Boys and girls are both at risk.
The agency ordered its strongest warning on the products — a so-called black box.
The problems arise if adults don't wash their hands well.
Also, since testosterone gel is usually applied to the upper arms or shoulders, adults must cover up to keep kids from accidentally touching a spot that has the medicine on it.
Testosterone gel is used by men whose bodies no longer make the sex hormone, or who have very low levels of it. Doctors sometimes prescribe it to women to increase sexual drive, although the FDA has not approved that use.
U.S. pharmacies dispensed about 1.8 million prescriptions in 2007 for testosterone gel, with the leading brand, AndroGel, accounting for about three-fourths of the sales.
"These drugs are approved for an important medical need, but can have serious unintended side effects if not used properly," Dr.
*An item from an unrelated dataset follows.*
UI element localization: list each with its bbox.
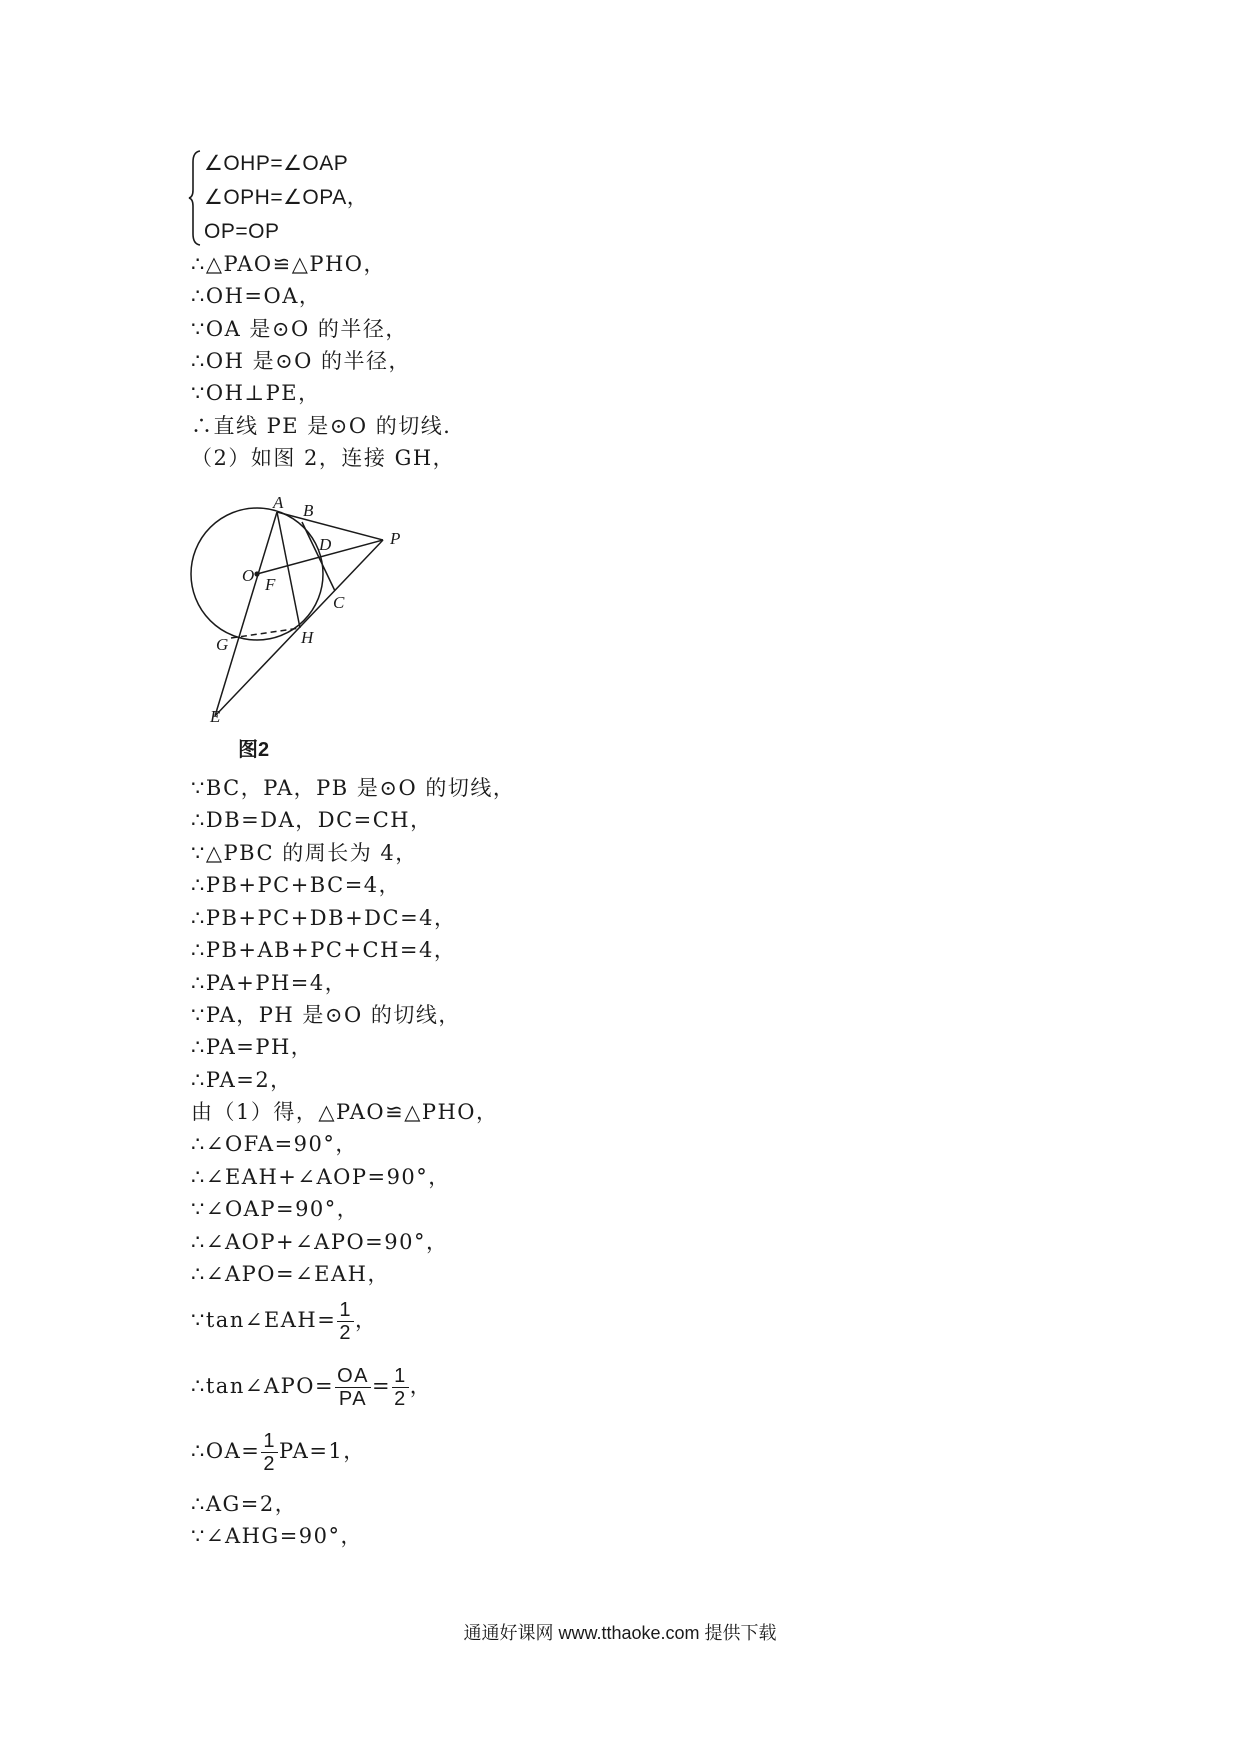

Janet Woodcock, director of the FDA's drug division, said in a statement. "We must ensure that the adults using them are well-informed about the precautions needed to protect children."
Although current drug warnings recommend that people using the gels wash and cover up, some patients are apparently not heeding the advice.
The FDA said it received reports of eight cases since the beginning of December in which children were accidentally exposed to testosterone gels. The kids ranged in age from nine months to five years. Only a small fraction of cases in which there is a problem with a drug are reported to the FDA, so there could be many more.
Health officials said in most cases the signs and symptoms went away once testosterone gel was identified as the cause of the problem and adults took the proper precautions.
But in some children, enlarged sex organs did not return to their appropriate size, and bone age remained somewhat higher than the child's chronological age. One child underwent surgery because the link to testosterone gel was not recognized right away.
Health officials are recommending that adults who use testosterone gel wash their hands with warm soap and water after each use and cover their skin after the gel has dried. Pregnant women, and those who may become pregnant, should avoid any exposure, since it could lead to birth defects.